Pour le Paris métropolitain, on construit des tours.

La tour est une architecture toujours discutée. Elle a ses admirateurs et ses détracteurs… Reste qu’elle est une architecture à part, qui peut être parfois magnifique. Ce qu’elle donne à ses usagers est unique et en cela que la tour fascine, c’est une expérience. Mais c’est également un défi technique. Concevoir et construire une tour nécessite un savoir-faire spécifique et une part d’expérimentation. 

Chapelle Internationale, Paris 18e, 2020. © Stefan Tuchila.

C’est cette typologie que les architectes de l’agence Brénac et Gonzales ont décidé d’assumer pour le nouveau quartier à l’œuvre à Chapelle Internationale, dans le Nord-est parisien. En 2008, le projet initial prévoyait des bureaux au-dessus d’une halle de fret, il s’agissait plutôt d’un urbanisme horizontal assumé ponctué de logements de type villa-parisienne. « Nous trouvions que cette typologie de villas n’avait pas grand-chose à faire dans ce quartier alors nous avons imaginé  ces « socles de ville » pour faire vivre les rez-de-chaussée entre 0 et 7 mètres. Le quartier est enclavé : le train, la sortie d’autoroute, le périphérique… On a plus une adresse métropolitaine qu’une adresse urbaine. Elle est branchée sur la grande échelle. » dit l’architecte.

SOHO, Brénac et Gonzales architectes, Paris 18e, 2020. © Stefan Tuchila.

La grande échelle : c’est ce dont il s’agit dans ce bout de territoire antagonique, pris entre ses frontières infrastructurelles, et les deux gares du Nord et de l’Est. Mais ce parti-pris reste questionnable tout de même. Pourquoi deux typologies et deux échelles ne pourraient-elles pas cohabiter ? Se compléter dans l’espace ?

On pressent ici l’obsolescence de ces quartiers conçus il y a seulement une dizaine d’années. Cela revient à se poser des questions pragmatiques au regard de l’avenir du paysage de nos grandes métropoles européennes : Tours de bureau, tours de logement, programmes mixtes ? Comment s’inscrivent-elles dans nos villes ? Quelles qualités et spécificités urbaines, spatiales, techniques ? Quels sont leurs critères de soutenabilité dans l’écosystème urbain ?
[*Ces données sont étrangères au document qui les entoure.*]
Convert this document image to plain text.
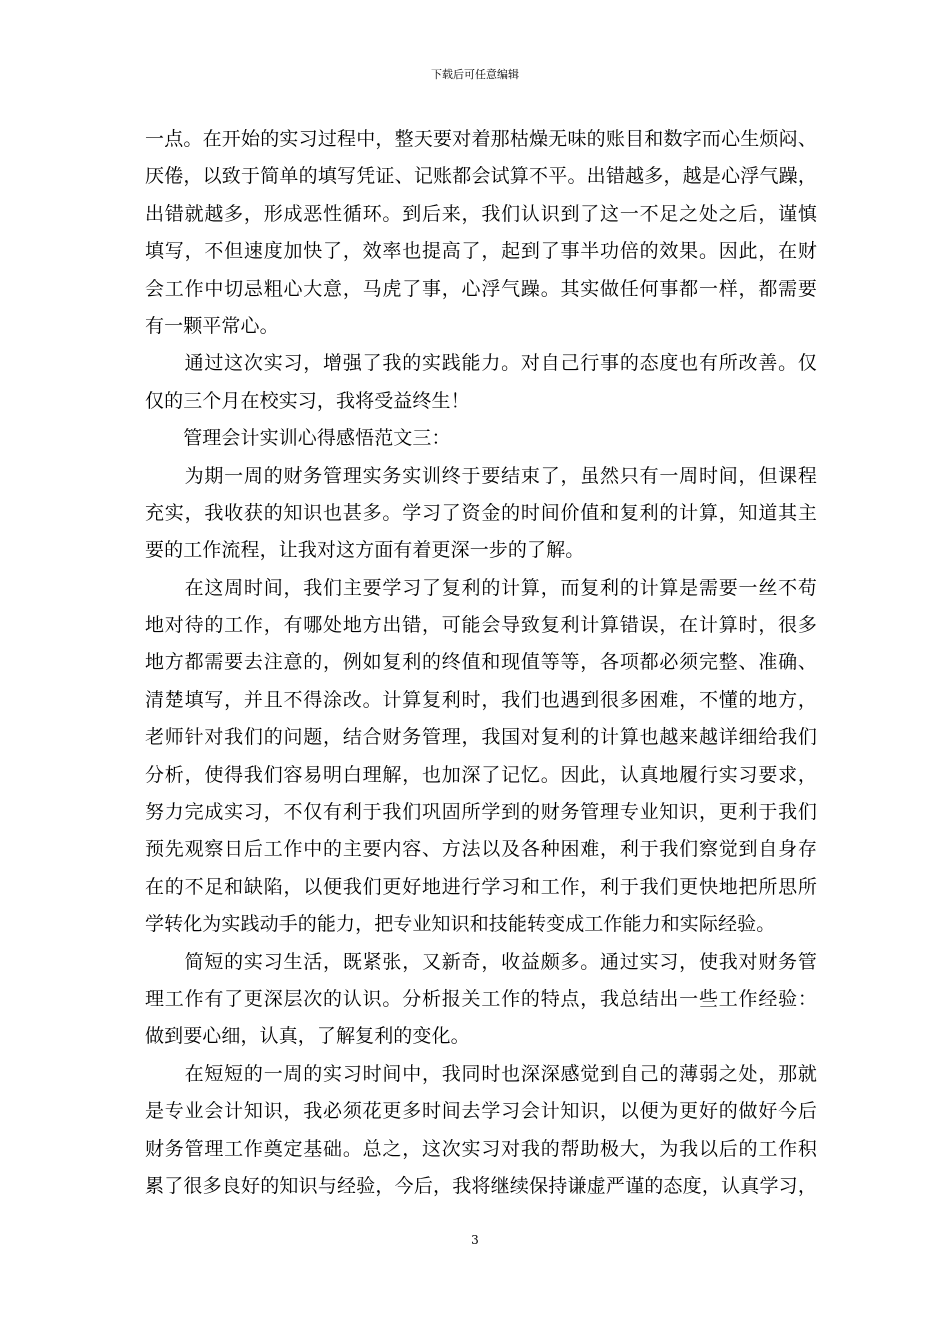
下载后可任意编辑
一点。在开始的实习过程中，整天要对着那枯燥无味的账目和数字而心生烦闷、
厌倦，以致于简单的填写凭证、记账都会试算不平。出错越多，越是心浮气躁，
出错就越多，形成恶性循环。到后来，我们认识到了这一不足之处之后，谨慎
填写，不但速度加快了，效率也提高了，起到了事半功倍的效果。因此，在财
会工作中切忌粗心大意，马虎了事，心浮气躁。其实做任何事都一样，都需要
有一颗平常心。
　　通过这次实习，增强了我的实践能力。对自己行事的态度也有所改善。仅
仅的三个月在校实习，我将受益终生！
　　管理会计实训心得感悟范文三：
　　为期一周的财务管理实务实训终于要结束了，虽然只有一周时间，但课程
充实，我收获的知识也甚多。学习了资金的时间价值和复利的计算，知道其主
要的工作流程，让我对这方面有着更深一步的了解。
　　在这周时间，我们主要学习了复利的计算，而复利的计算是需要一丝不苟
地对待的工作，有哪处地方出错，可能会导致复利计算错误，在计算时，很多
地方都需要去注意的，例如复利的终值和现值等等，各项都必须完整、准确、
清楚填写，并且不得涂改。计算复利时，我们也遇到很多困难，不懂的地方，
老师针对我们的问题，结合财务管理，我国对复利的计算也越来越详细给我们
分析，使得我们容易明白理解，也加深了记忆。因此，认真地履行实习要求，
努力完成实习，不仅有利于我们巩固所学到的财务管理专业知识，更利于我们
预先观察日后工作中的主要内容、方法以及各种困难，利于我们察觉到自身存
在的不足和缺陷，以便我们更好地进行学习和工作，利于我们更快地把所思所
学转化为实践动手的能力，把专业知识和技能转变成工作能力和实际经验。
　　简短的实习生活，既紧张，又新奇，收益颇多。通过实习，使我对财务管
理工作有了更深层次的认识。分析报关工作的特点，我总结出一些工作经验：
做到要心细，认真，了解复利的变化。
　　在短短的一周的实习时间中，我同时也深深感觉到自己的薄弱之处，那就
是专业会计知识，我必须花更多时间去学习会计知识，以便为更好的做好今后
财务管理工作奠定基础。总之，这次实习对我的帮助极大，为我以后的工作积
累了很多良好的知识与经验，今后，我将继续保持谦虚严谨的态度，认真学习，
3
Peut-on raisonnablement considérer que le quartier ( 7 hectares ) est l’échelle de référence pour la tour ? Ne doit-elle pas aussi s’inscrire dans le paysage de la biorégion, tout comme à l’échelle de l’usage, de la cellule. Ce sont d’ailleurs les propos tenus par l’équipe de l’AUC lors du débat sur le Grand Paris à la Cité de l’architecture en 2009. «  La question environnementale s’envisage à l’échelle de la métropole. »[1] Les bâtiments doivent cesser d’être conçus comme des isolats, pour redevenir des connecteurs. Une grande promenade plantée conçue par Jean-Michel Rameau cherche ces connections et prolonge le projet. « On espère pouvoir faire le lien Gare du Nord – Seine-Saint-Denis. » déclare l’architecte[2].

SOHO, Brénac et Gonzales architectes, Paris 18e, 2020. © Stefan Tuchila.
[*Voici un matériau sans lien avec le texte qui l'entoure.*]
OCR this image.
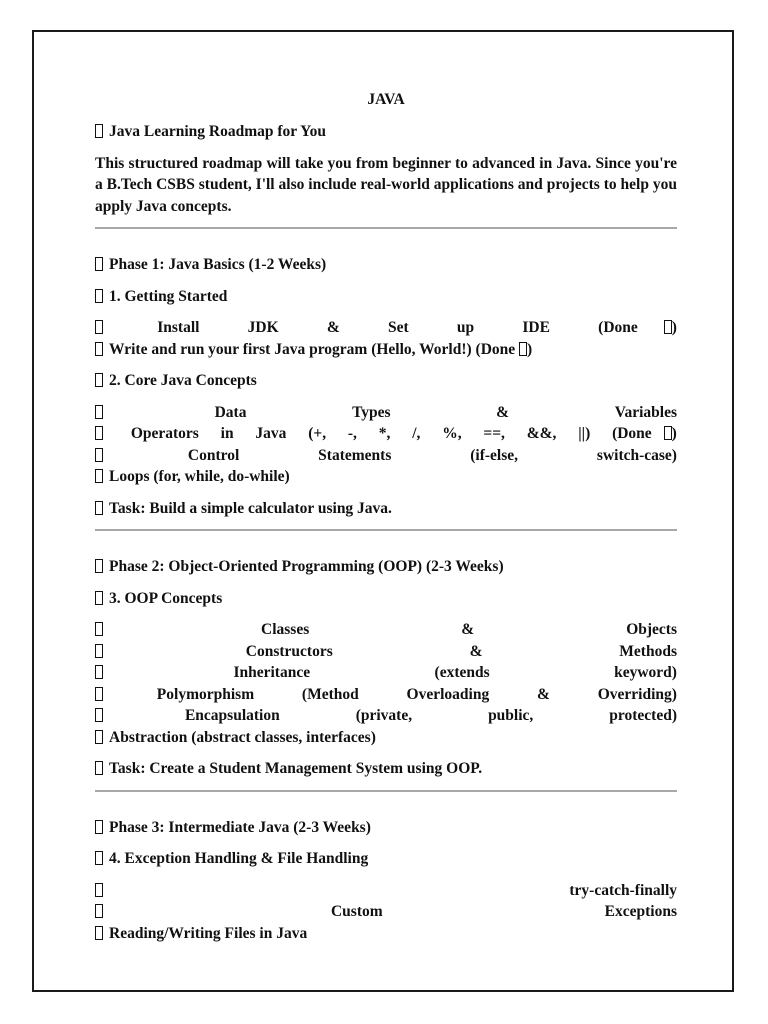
JAVA
Java Learning Roadmap for You
This structured roadmap will take you from beginner to advanced in Java. Since you're a B.Tech CSBS student, I'll also include real-world applications and projects to help you apply Java concepts.
Phase 1: Java Basics (1-2 Weeks)
1. Getting Started
Install	JDK	&	Set	up	IDE	(Done )
Write and run your first Java program (Hello, World!) (Done )
2. Core Java Concepts
Data	Types	&	Variables
Operators in Java (+, -, *, /, %, ==, &&, ||) (Done )
Control	Statements	(if-else,	switch-case)
Loops (for, while, do-while)
Task: Build a simple calculator using Java.
Phase 2: Object-Oriented Programming (OOP) (2-3 Weeks)
3. OOP Concepts
Classes	&	Objects
Constructors	&	Methods
Inheritance	(extends	keyword)
Polymorphism	(Method	Overloading	&	Overriding)
Encapsulation	(private,	public,	protected)
Abstraction (abstract classes, interfaces)
Task: Create a Student Management System using OOP.
Phase 3: Intermediate Java (2-3 Weeks)
4. Exception Handling & File Handling
try-catch-finally
Custom	Exceptions
Reading/Writing Files in Java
Dans une capitale à l’étroit, c’est ici encore une fois la densité ( égale à 6 ) qui s’exprime. Pour compenser, les architectes imaginent pour leurs 254 logements des balcons, des « rues intérieures aux usages partagés », des pivotements et des variations. Mais à l’échelle domestique, la disponibilité d’espaces partagés « habitables » a été beaucoup remise en cause par la crise actuelle du Covid-19, difficile de s’en affranchir à l’analyse de ce projet à l’œuvre… 

Ce sont donc 2 tours de 25 mètres, montées sur des socles, qui cherchent à « éviter l’effet tour », qui se dressent désormais dans ce nouveau quartier métropolitain.


[1] Source : https://www.youtube.com/watch?v=xPjrWdX8vM0&feature=emb_rel_pause

[2] Visite de presse du 24 juin 2020. Agence Brénac et Gonzales.